I'm without sleep anyway but it's the living part I'm unsure of.  I've come here to write and have started several posts, only to shelve them all.  A voice in my head keeps saying,"What's the blog about anyway?" and I've lost the strength to say that it is about anything and nothing and so much more all at once.

I was awoken the other night by a howling, hissing, growling cat who clearly wanted to kill the other cats in the house.  We spent a long night of this and I whisked her off to the vet in the morning. She ended up with an overnight stay so they could figure out what her deal was but nothing could be found.  She returned home and peace was restored to the land...until this evening, when it began again.  Only this time, all I could think was, "I feel ya, sister."  Because I want to howl and hiss and growl at the world.  And sometimes that's just the way it is.

When I first started working in youth ministry, I wanted to show the kids that you could juggle work and life and all the in-between stuff.  But as we went along, I realized it was more important to show them I was real. That sometimes I got tired or depressed or just plain discouraged.  Sometimes I said things I shouldn't of and sometimes I made decisions that were straight up bad.  Because, seriously, who doesn't?  I am by no means perfect...and I'll prove that to you again and again and again.  And there is purpose in that, by design.  It's interesting how this word I have chosen for this year keeps coming to mind and showing up when I least expect it.  But truly, what is the purpose in pretending?  There is more to being real.


"What is REAL?" asked the Rabbit on day, when they were lying side by side near the nursery fender before Nana came in to tidy the room.  "Does it mean having things that buzz inside you an a stick-out handle?
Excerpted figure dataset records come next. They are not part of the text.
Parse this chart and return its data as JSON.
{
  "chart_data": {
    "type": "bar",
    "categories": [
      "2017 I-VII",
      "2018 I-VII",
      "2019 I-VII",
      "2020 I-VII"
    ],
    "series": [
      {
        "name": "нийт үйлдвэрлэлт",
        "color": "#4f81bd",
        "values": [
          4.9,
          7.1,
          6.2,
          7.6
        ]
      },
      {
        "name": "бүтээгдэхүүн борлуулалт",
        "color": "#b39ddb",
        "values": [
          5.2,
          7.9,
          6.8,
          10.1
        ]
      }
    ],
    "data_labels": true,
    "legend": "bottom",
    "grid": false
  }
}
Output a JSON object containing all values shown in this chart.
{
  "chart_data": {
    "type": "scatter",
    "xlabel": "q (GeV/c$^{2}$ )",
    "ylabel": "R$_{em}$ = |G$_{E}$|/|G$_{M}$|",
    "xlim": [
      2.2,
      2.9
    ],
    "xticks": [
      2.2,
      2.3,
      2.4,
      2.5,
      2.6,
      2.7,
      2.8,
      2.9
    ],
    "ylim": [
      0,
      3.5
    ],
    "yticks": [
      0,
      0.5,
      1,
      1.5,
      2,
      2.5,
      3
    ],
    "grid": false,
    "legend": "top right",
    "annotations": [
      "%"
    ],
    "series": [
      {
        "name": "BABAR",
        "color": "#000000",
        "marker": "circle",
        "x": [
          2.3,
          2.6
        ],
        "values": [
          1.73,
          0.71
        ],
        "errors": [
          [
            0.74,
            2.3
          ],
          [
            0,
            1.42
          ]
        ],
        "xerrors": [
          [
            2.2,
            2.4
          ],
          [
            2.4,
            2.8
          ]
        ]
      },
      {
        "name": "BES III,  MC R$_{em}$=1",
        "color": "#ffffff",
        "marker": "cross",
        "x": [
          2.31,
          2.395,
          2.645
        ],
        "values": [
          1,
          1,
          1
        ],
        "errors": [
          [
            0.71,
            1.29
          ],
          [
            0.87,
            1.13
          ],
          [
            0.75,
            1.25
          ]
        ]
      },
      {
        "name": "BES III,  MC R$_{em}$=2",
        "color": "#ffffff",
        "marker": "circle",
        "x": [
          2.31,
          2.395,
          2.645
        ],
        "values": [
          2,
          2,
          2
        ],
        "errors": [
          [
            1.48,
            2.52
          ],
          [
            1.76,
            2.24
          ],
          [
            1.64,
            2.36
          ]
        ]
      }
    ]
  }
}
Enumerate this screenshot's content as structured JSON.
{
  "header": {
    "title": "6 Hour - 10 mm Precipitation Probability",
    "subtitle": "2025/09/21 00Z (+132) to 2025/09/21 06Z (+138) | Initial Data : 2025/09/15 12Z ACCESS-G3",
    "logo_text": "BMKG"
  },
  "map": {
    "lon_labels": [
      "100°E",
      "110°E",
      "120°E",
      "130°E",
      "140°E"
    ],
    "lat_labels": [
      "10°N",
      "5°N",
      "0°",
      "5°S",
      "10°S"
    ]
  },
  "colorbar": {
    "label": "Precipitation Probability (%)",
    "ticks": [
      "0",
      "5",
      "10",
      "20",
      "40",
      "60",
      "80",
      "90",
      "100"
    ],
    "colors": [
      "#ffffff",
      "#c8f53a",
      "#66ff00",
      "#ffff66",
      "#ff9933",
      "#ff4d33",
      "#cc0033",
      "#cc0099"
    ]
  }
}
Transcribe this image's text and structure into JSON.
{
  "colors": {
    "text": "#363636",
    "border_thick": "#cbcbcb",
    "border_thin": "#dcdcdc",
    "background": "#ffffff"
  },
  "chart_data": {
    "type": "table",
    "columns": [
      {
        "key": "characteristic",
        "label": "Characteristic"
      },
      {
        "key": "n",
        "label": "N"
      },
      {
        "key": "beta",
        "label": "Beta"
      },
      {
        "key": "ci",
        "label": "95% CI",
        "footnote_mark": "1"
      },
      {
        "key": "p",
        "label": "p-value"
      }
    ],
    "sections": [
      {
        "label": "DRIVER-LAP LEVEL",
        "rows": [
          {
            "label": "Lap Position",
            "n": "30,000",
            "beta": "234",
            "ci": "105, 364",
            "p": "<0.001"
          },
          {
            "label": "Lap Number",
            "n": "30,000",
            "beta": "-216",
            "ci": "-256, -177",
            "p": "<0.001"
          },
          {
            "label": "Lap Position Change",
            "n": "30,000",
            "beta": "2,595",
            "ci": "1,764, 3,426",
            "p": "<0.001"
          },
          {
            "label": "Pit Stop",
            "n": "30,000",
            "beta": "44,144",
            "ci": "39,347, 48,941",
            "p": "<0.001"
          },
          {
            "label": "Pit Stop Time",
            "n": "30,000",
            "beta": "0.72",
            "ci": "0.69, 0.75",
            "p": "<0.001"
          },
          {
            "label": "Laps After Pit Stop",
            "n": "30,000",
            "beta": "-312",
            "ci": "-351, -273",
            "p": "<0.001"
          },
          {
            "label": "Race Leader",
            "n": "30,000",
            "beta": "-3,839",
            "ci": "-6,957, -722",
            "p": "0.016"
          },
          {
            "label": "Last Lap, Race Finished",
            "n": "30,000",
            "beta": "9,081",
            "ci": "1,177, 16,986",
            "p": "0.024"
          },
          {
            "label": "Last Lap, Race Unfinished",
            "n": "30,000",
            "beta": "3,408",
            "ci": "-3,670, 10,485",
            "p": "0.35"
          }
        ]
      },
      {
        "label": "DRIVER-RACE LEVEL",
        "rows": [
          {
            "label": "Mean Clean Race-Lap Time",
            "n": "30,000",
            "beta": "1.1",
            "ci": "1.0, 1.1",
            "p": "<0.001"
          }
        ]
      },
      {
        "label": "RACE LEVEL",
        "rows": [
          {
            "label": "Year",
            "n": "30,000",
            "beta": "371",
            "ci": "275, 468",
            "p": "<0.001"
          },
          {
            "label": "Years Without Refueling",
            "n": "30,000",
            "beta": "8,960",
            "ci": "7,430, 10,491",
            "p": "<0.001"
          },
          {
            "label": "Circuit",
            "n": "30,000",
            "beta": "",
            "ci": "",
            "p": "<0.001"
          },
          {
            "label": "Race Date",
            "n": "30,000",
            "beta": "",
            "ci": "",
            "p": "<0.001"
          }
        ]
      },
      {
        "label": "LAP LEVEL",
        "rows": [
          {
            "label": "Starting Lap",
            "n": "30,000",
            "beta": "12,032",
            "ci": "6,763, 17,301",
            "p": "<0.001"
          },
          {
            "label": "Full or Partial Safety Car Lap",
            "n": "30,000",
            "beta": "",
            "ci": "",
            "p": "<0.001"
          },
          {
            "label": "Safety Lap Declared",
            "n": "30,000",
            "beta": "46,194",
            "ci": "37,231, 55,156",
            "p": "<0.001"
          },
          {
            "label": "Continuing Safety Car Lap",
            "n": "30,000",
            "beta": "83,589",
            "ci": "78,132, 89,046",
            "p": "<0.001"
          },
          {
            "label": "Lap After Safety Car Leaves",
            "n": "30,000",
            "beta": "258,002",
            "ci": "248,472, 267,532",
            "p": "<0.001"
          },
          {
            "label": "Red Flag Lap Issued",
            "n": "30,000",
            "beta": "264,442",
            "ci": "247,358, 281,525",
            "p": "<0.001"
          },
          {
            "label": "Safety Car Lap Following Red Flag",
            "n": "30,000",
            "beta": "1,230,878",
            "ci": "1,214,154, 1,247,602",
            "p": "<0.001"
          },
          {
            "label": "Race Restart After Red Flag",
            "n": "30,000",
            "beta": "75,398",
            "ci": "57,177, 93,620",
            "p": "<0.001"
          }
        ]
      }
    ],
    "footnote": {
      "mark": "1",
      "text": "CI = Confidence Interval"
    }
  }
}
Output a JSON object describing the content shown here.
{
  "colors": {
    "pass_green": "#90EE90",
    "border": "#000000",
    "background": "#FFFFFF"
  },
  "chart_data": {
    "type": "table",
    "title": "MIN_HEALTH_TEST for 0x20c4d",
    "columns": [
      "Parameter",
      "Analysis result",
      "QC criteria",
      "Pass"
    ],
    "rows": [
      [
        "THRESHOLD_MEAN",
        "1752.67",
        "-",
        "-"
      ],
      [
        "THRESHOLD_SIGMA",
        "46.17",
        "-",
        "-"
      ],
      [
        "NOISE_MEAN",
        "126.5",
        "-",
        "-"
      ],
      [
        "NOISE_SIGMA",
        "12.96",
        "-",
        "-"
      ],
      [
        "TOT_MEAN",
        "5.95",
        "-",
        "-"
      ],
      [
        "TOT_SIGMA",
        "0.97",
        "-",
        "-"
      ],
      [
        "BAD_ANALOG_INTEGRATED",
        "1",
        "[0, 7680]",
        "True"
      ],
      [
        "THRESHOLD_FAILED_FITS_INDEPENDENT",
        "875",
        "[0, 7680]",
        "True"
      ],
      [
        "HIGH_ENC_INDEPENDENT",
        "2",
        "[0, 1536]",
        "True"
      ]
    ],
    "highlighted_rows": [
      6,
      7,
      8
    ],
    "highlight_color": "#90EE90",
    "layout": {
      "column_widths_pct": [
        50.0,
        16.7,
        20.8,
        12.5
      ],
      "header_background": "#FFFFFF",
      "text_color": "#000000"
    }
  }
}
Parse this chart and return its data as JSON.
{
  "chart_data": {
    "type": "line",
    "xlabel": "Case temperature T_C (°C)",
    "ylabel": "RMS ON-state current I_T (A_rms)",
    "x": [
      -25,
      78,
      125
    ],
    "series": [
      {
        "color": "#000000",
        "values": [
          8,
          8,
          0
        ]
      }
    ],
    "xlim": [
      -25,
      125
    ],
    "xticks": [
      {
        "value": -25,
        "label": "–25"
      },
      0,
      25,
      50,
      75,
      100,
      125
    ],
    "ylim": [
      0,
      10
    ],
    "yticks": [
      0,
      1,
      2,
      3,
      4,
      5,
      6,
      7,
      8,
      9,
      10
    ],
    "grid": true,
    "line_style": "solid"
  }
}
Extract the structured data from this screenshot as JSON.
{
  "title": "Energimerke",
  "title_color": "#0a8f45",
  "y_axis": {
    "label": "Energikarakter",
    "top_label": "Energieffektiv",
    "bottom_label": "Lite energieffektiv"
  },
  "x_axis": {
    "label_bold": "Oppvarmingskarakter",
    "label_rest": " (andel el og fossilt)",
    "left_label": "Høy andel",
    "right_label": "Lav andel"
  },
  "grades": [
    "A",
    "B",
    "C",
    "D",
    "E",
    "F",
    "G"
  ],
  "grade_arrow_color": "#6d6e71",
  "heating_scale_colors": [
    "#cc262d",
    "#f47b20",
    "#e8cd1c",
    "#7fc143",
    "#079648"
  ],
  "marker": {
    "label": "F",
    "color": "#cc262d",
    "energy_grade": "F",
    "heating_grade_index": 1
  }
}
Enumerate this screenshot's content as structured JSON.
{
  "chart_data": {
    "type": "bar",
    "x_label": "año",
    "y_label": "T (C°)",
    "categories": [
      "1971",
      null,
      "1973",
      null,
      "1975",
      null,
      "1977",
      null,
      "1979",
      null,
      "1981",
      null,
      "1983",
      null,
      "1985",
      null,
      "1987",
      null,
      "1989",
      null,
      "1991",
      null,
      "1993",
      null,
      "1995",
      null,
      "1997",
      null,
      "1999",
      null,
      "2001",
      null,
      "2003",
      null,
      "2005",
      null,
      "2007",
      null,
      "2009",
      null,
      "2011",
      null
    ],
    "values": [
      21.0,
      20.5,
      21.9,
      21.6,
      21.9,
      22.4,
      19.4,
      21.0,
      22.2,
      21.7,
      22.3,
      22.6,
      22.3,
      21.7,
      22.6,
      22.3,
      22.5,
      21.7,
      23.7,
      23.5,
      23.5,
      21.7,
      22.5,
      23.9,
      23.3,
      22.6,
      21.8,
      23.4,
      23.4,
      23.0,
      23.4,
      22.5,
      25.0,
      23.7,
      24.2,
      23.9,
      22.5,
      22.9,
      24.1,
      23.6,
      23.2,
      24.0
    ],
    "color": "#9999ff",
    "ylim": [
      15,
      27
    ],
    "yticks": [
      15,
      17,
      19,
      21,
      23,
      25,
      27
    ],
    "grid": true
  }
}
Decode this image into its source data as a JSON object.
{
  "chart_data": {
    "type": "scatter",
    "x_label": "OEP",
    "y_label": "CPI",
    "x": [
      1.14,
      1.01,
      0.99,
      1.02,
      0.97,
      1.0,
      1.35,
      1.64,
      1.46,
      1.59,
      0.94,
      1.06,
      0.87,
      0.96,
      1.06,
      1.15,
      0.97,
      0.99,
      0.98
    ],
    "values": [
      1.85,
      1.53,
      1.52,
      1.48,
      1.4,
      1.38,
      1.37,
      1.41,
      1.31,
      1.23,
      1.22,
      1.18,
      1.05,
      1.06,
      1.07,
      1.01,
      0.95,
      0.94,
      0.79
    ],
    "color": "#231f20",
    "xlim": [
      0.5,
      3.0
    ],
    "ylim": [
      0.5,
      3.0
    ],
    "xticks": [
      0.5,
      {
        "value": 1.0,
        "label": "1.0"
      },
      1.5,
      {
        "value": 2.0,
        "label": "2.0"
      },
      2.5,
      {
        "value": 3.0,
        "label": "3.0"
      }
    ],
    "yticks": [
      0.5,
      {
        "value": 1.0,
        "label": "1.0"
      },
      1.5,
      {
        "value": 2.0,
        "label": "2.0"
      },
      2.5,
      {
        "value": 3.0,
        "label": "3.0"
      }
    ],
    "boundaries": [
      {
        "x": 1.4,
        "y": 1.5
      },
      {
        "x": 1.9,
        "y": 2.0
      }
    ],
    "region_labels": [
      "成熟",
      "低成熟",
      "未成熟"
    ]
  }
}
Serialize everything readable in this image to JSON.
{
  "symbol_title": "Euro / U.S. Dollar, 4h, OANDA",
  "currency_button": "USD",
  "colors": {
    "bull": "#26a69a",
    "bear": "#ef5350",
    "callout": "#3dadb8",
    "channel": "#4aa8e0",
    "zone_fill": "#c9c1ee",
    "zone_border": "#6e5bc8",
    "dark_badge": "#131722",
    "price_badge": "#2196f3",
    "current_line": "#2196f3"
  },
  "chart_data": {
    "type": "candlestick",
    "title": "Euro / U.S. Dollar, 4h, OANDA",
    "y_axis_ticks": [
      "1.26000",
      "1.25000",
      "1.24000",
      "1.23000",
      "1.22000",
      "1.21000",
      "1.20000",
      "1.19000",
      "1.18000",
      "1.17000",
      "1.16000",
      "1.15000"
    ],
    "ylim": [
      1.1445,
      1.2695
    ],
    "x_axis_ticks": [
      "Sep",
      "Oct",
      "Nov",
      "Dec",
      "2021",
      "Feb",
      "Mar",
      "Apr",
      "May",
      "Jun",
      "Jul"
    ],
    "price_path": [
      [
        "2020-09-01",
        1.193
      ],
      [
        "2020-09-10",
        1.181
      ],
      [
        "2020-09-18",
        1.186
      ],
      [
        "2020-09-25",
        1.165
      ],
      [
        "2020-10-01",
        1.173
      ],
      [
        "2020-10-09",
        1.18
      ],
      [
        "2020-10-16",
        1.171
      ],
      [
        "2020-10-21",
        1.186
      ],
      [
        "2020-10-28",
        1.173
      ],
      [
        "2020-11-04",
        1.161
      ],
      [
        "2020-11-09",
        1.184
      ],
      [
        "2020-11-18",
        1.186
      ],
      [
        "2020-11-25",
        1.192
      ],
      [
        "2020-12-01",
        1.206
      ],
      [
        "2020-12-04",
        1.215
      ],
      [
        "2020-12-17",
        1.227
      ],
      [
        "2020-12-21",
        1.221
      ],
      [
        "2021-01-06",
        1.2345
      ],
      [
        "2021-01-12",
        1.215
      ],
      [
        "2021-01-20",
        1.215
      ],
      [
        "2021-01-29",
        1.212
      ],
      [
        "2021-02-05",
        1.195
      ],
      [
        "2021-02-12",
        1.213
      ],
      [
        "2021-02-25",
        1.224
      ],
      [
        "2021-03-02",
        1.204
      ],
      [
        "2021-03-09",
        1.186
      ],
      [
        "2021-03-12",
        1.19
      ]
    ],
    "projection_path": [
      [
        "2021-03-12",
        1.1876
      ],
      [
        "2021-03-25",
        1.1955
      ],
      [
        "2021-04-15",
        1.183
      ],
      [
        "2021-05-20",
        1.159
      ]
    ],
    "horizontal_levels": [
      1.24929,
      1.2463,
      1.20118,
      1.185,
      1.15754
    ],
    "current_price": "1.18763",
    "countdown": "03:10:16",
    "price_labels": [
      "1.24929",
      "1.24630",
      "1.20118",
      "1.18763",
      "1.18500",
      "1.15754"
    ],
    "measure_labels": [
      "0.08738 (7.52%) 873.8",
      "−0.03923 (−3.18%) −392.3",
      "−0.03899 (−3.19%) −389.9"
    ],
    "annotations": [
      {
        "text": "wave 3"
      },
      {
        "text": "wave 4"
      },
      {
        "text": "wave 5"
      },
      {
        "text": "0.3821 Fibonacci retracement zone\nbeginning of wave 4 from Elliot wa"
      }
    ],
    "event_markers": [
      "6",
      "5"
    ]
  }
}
"Real isn't how you are made," said the Skin Horse.  "It's a thing that happens to you.  When a child loves you for a long, long time, not just to play with, but REALLY loves you, then you become Real."


"Does it hurt?" asked the Rabbit.


"Sometimes," said the Skin Horse, for he was always truthful.  "When you are Real you don't mind being hurt."


"Does it happen all at once, like being wound up," he asked, "or bit by bit?"


"It doesn't happen all at once," said the Skin Horse.  "You become.  It takes a long time.  That's why it doesn't happen often to people who break easily, or have sharp edges, or who have to be carefully kept.  Generally, by the time you are Real, most of your hair has been loved off, and your eyes drop out and you get loose in the joints and very shabby.  But these things don't matter at all, because once you are Real you can't be ugly, except to people who don't understand."